Although this gives a current impression on the IO status, it is sometimes necessary to graphically depict the I/O performance over a longer period of time, lets say over half a day, or for a time period long enough so that the whole disk is read. For this reason, the script can be called with the parameter “-f”, e.g. “-f speed.dat”, which simply logs the current read speed into a file.
This script may then run in the background, later on it can be easily plotted via gnuplot like this:
hermann@piano:~/> gnuplot gnuplot> plot "speed.dat"
The result of this will look similar to the picture below:
One can nicely see the transfer rates and the speed degration at the end of the disk. When the disk is at the end, the read sequence starts at the beginning again.
When testing all my harddisks, I noticed the following diagram on /dev/sde:
When looking at the output of S.M.A.R.T (smartctl -a /dev/sde), I found the following:
197 Current_Pending_Sector 0x0032 199 199 000 Old_age Always - 273
So obviously, there are bad sectors on this platter, which resulted in the above picture. However, that was not the reason for my original problem. Even worse, during these read tests, no performance degradation or I/O hangs could be found, so it seemed that the problem never occurred at full load, but only during idle times.
After suspecting KVM, posting to the KVM and LKML mailing list, I replaced the mainboard as the problem seemed not to be related to a specific disk: When the I/O hangs occurred, the performance was degraded on multiple disks, so I suspected that the problem was related to the SATA controller. However, with the new mainboard (Intel 5520-HC), the problem changed, in a way that other disks were not affected. For that reason I began to suspect the harddisk again, whereas an I/O hang may have led to congestions in the Primary SATA channel in the Asus motherboard, which was the reason for bad I/O performance in other disks.
After some searching on the internet, I got to the following article:
WD15EADS-00P8B0 Really slow? Or am I just crazy?
Moreover, I noticed the following S.M.A.R.T values in two of my disks, which indicate that the harddisk head goes into parking position approx. every 5 seconds:
193 Load_Cycle_Count 0x0032 019 019 000 Old_age Always - 544417 193 Load_Cycle_Count 0x0032 148 148 000 Old_age Always - 156549
Well, as I had 4 harddisks of the type WD15EADS-00P8B0 and my problems were very similar, this looked like a good reason. However, before changing the disks, I wanted proof, so I needed to monitor the disk performance during idle time.

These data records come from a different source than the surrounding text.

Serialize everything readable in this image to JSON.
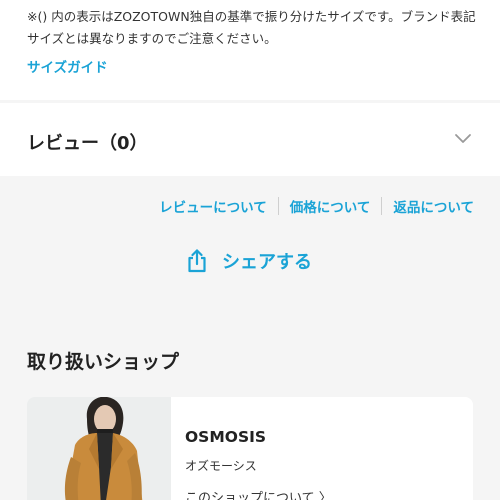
{
  "size_info": {
    "note": "※() 内の表示はZOZOTOWN独自の基準で振り分けたサイズです。ブランド表記サイズとは異なりますのでご注意ください。",
    "guide_link": "サイズガイド"
  },
  "review": {
    "title": "レビュー（0）"
  },
  "info_links": [
    "レビューについて",
    "価格について",
    "返品について"
  ],
  "share": {
    "label": "シェアする"
  },
  "shop_section": {
    "heading": "取り扱いショップ",
    "shop_name": "OSMOSIS",
    "shop_kana": "オズモーシス",
    "shop_link": "このショップについて 〉"
  },
  "colors": {
    "accent": "#1aa3d6",
    "page_background": "#f5f5f5"
  }
}
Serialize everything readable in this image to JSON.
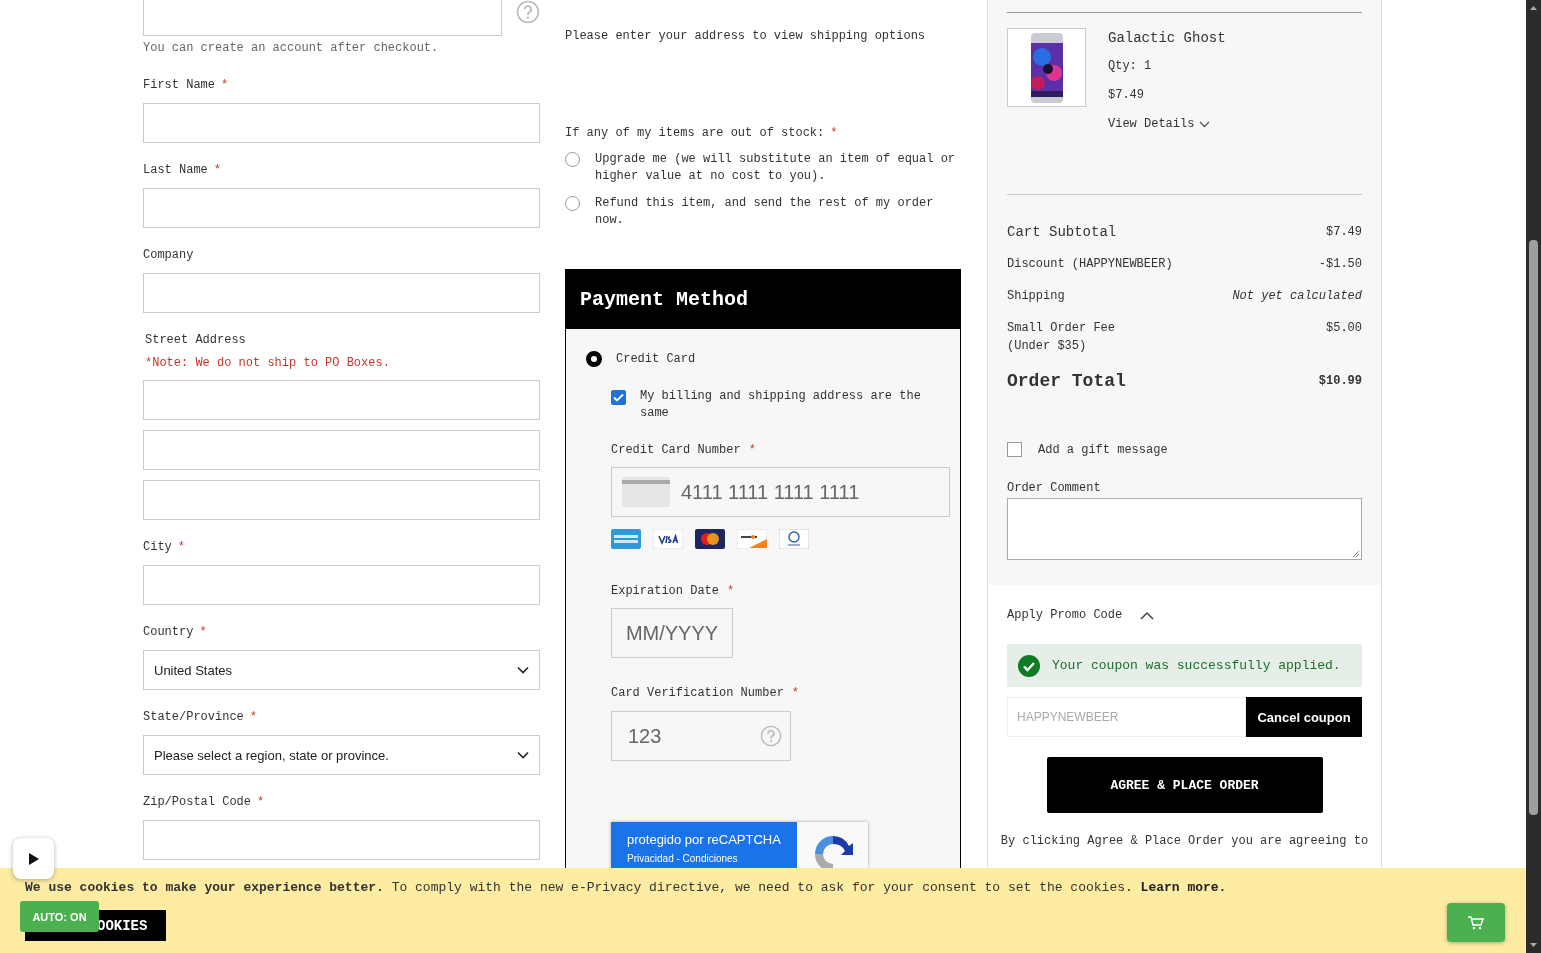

Linux fortunately provides some tools for monitoring I/O activity, especially iotop and iostat. Iotop comes very handy as it displays the current I/O load on the system in a manner similar to the famous “top” command. Iostat on the other hand measures more values than iotop and can be used to look at details of the disk I/O system, as can be seen here:
gaia:~# iostat -t -c -d 2 -x -m sda Linux 2.6.36-custom (gaia) 31/01/11 _x86_64_ Time: 16:45:42 avg-cpu: %user %nice %system %iowait %steal %idle 0.30 0.00 0.24 0.62 0.00 98.83 Device: rrqm/s wrqm/s r/s w/s rMB/s wMB/s avgrq-sz avgqu-sz await svctm %util sda 1.13 0.25 3.08 5.86 0.20 0.07 60.83 0.04 4.43 0.97 0.87 Time: 16:45:44 avg-cpu: %user %nice %system %iowait %steal %idle 0.19 0.00 0.13 0.00 0.00 99.68 Device: rrqm/s wrqm/s r/s w/s rMB/s wMB/s avgrq-sz avgqu-sz await svctm %util sda 0.00 0.00 0.00 0.50 0.00 0.00 8.00 0.01 12.00 12.00 0.60
With iostat one can easily log the current I/O status into a file. What’s missing, however, was a tool to graphically display the details of single values, so this was something I had to develop. What was particulary interesting to me was the await value, as this indicates the average wait time in milliseconds for the response of the harddisk. If my theory was right, the “await” value should be very high, up to some seconds.

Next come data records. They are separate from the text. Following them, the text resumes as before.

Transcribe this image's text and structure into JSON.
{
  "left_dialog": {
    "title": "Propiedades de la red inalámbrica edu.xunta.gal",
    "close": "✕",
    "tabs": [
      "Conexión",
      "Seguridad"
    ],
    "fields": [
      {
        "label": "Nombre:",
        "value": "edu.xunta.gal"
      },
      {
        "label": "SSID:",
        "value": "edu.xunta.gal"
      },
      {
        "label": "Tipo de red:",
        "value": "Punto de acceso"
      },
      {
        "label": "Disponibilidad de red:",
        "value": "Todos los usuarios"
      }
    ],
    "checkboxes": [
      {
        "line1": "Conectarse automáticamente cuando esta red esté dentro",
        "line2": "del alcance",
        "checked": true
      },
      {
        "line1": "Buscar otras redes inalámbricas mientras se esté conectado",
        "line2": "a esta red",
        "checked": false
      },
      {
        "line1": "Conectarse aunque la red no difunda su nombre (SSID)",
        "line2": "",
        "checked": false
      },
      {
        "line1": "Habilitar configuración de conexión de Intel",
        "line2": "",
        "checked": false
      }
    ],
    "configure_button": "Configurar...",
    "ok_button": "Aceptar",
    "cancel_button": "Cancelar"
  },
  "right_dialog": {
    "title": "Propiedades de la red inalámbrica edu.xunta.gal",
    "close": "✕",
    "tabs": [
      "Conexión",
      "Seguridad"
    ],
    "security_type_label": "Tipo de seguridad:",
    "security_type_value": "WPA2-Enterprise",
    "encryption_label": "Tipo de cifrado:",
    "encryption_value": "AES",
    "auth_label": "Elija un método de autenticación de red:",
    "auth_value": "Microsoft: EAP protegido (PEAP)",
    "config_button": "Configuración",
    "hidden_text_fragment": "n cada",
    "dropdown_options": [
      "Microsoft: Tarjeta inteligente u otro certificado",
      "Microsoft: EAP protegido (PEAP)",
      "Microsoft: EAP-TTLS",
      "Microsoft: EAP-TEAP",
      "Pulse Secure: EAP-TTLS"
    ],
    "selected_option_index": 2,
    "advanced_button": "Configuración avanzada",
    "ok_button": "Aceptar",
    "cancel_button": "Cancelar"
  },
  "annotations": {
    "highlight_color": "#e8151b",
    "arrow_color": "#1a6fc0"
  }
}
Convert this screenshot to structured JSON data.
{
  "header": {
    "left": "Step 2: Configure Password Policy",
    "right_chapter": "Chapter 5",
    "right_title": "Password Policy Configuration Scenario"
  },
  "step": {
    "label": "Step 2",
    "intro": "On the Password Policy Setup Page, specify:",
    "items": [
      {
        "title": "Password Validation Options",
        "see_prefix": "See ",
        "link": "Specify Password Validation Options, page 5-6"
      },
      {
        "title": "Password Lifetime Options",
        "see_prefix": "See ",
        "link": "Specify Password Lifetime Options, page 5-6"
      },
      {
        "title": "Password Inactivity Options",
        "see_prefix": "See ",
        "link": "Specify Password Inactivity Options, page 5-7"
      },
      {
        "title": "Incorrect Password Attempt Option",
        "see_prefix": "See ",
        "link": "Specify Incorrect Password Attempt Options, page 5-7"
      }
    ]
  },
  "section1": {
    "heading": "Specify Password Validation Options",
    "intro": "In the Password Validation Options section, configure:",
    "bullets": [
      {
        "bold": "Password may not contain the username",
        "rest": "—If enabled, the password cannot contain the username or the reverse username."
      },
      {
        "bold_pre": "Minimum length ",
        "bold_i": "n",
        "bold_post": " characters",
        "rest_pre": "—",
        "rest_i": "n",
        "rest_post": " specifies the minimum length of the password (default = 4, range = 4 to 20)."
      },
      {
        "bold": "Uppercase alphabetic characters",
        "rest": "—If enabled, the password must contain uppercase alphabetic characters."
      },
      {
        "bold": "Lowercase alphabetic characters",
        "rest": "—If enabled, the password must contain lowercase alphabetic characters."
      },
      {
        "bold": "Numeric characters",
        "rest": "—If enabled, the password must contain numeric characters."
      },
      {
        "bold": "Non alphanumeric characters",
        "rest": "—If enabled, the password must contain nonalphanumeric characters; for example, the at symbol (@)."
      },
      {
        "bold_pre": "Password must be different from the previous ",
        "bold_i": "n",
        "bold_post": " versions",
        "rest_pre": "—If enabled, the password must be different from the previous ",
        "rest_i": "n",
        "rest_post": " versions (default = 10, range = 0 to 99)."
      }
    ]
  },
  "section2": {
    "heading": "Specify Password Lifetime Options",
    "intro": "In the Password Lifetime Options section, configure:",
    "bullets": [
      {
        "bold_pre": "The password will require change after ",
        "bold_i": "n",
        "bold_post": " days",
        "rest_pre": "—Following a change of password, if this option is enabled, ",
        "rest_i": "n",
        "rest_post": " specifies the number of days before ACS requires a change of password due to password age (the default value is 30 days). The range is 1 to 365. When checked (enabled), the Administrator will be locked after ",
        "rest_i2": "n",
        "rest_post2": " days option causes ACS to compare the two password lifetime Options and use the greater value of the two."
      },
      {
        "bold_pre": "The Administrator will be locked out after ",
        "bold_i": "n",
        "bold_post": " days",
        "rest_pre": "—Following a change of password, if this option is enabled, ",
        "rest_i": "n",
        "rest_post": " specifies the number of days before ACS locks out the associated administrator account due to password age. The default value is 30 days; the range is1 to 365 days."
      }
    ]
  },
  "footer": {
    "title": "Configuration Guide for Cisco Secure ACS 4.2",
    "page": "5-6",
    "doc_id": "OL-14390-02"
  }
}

So, what I came up with was a simple Python script, called iograph.py. This script is a bit hacked together and also uses the Gnuplot library, so in case you want to use it, you will have to install the Python Gnuplot library and maybe hack a bit in the script itself. Then I monitored the I/O with a simple command like this:
iostat -t -c -d 2 -x -m sda sdb sdc sdd sde sdf > iostat.dat &
After some time, I experienced disk I/O stucks again and therefore feeded the monitored data into my script, with the following results:
The above picture was the monitored data of /dev/sdc, whereas the lines mean the following:
- Blue: The await times in milliseconds
- Red: The current transfer rate in Megabytes/seconds
- Green: The CPU utilization in percent
Everything seems o.k. here, the await time is lower than 50ms, which is reasonable. One can see that I started to read from the disk after approx. 1/3rd of the diagram, which was fine, too.
The above diagram illustrates the same values for /dev/sdc. It can be seen that the average wait times are up to 5 seconds, which proofs my theory, thus the drive is defective.
As I experienced the problem on /dev/sdc at another time, too, it seems that the WD15EADS has some bug, that may have to do with the Load_Cycle_Count. It may be that after a specific amount of placing the head in the parking posistion, it has problems to “unpark” it, which results in these high wait times. Anyways, I sent back all 4 harddrives as they were in warranty and got 4 models with a later production date. For now it seems that the problem is gone. Moreover, Western Digital provides a simple DOS tool which can be used to shut off the harddisk head parking, so the Load_Cycle_Count stays low now.
To check that the problem does not occur again, I wrote another little script called mon_iostat.py that can be used to continuously monitor I/O values and log in case some value (such as the average wait time) is exceeded. This script can be called like this but may need some hacking in case you want to monitor other values than average wait:
iostat -t -c -d 2 -x -m sda sdb sdc sdd sde sdf | python mon_iostat.py > await.log
For now, the problem seems to be gone as no error is logged so it seems the problem is solved permanently.
By the way, all the scripts can be found at this location. They are far from perfect but may proof a good entry point for measuring and monitoring your harddisk performance.